Сейчас Большая Медведица дежурит над моей крышею, оставляя царапыши на шифере, раскалённые звезды, хоть растопку поджигай, брызгают искрами, и бледные сполохи гуляют по небу, как лучи притаённых прожекторов, выставленных где-то за Пушкиным болотом. А по столицам кипение страстей, идёт заказной отстрел "по лицензиям", выбивают матерый крупняк, характерных русских людей, но под равнодушную руку попадается и просто мелочёвка из людского муравейника (человейника), угодившая под гранитную ступню жестоковыйного хозяина, – только косточки хрустят, хоронить не успевают; и телевизор хоть не открывай, сплошное мочилово.

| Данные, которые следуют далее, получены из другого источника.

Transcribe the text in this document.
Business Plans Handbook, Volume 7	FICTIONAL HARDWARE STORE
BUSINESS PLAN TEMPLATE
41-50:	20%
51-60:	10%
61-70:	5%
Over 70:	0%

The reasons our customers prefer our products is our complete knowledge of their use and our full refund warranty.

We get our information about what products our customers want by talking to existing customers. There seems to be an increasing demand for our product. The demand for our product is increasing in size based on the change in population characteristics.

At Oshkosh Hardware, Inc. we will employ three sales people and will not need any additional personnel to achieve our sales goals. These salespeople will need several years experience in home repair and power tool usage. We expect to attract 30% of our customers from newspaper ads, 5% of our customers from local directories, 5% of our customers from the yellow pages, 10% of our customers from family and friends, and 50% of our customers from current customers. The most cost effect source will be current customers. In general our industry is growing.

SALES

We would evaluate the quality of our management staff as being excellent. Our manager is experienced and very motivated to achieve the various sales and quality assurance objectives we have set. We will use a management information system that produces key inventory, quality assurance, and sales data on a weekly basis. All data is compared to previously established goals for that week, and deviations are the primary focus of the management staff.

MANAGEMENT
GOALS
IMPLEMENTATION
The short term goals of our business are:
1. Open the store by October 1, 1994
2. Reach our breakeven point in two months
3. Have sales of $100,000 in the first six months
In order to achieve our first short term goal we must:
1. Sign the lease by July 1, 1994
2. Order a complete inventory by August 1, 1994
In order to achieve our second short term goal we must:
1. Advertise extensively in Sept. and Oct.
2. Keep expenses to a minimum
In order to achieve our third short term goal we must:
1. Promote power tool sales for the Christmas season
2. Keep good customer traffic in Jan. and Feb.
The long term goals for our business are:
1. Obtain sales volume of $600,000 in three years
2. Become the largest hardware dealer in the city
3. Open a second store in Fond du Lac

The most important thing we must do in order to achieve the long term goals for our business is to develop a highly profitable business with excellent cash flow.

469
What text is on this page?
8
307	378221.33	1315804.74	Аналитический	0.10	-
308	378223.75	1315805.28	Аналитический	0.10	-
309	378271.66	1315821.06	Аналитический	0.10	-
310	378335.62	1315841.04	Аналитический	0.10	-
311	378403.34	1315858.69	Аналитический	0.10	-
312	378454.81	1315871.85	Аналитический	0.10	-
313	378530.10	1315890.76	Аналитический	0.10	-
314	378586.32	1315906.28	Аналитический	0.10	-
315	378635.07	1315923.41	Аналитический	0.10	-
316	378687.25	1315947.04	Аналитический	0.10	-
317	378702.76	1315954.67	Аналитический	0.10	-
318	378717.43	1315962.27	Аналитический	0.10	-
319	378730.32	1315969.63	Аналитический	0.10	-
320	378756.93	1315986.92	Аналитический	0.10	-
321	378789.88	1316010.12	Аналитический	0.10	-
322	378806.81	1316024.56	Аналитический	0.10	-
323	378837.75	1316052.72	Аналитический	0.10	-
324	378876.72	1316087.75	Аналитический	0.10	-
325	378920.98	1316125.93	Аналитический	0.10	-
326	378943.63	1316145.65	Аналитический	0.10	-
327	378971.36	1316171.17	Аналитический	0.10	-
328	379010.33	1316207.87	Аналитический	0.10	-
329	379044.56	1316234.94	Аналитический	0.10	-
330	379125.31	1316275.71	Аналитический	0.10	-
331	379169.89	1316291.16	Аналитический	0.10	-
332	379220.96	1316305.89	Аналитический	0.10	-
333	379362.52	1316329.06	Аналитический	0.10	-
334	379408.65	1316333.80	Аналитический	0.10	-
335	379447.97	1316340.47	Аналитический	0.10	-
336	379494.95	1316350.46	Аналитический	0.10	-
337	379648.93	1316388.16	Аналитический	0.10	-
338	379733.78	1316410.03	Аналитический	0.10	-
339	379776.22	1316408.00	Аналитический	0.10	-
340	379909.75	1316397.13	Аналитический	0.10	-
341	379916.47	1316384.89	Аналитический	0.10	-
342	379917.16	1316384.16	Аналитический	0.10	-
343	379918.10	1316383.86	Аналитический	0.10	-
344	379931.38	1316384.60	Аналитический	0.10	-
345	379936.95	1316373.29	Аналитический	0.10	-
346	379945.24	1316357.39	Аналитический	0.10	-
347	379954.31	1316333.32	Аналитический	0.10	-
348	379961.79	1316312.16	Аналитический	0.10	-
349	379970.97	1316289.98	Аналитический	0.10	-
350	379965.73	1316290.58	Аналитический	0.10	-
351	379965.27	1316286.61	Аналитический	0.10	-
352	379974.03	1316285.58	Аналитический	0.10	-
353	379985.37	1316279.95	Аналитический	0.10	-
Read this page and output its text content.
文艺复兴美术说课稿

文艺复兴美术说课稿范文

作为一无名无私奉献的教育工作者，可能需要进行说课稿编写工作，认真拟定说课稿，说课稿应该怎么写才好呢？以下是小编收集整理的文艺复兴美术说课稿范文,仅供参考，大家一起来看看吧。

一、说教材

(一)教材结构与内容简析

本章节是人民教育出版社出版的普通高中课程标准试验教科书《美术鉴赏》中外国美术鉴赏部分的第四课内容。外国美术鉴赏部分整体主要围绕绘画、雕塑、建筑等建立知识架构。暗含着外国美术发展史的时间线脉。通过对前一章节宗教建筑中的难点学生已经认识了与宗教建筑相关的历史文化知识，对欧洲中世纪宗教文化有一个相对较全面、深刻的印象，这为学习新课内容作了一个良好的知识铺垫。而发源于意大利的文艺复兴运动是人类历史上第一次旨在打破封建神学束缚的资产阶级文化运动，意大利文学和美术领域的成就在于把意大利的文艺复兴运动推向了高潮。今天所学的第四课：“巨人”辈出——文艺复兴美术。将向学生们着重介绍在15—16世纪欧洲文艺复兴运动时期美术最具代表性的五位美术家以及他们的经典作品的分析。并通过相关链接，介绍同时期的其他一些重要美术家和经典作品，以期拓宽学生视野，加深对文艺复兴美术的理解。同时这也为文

Тут, братцы мои, невольно загрустишь поначалу, потом взвоешь от той неопределённости, что нависла над каждой русской судьбою: вот запрягли в телегу, навьючили и погнали, пристроившись с плёткою на передке, а куда правят, бестолочи, – того и сами не знают. Но, наверняка, сыщется и в деревнюшке тот мудрец, кому видно всё на небеси на сто сажень вглубь под землею. Сидит себе на завалинке иль на скамье под плачущей ветлою и крутит под махорную трубу невесёлую думу, мотает свою мысленную пряжу в клубок.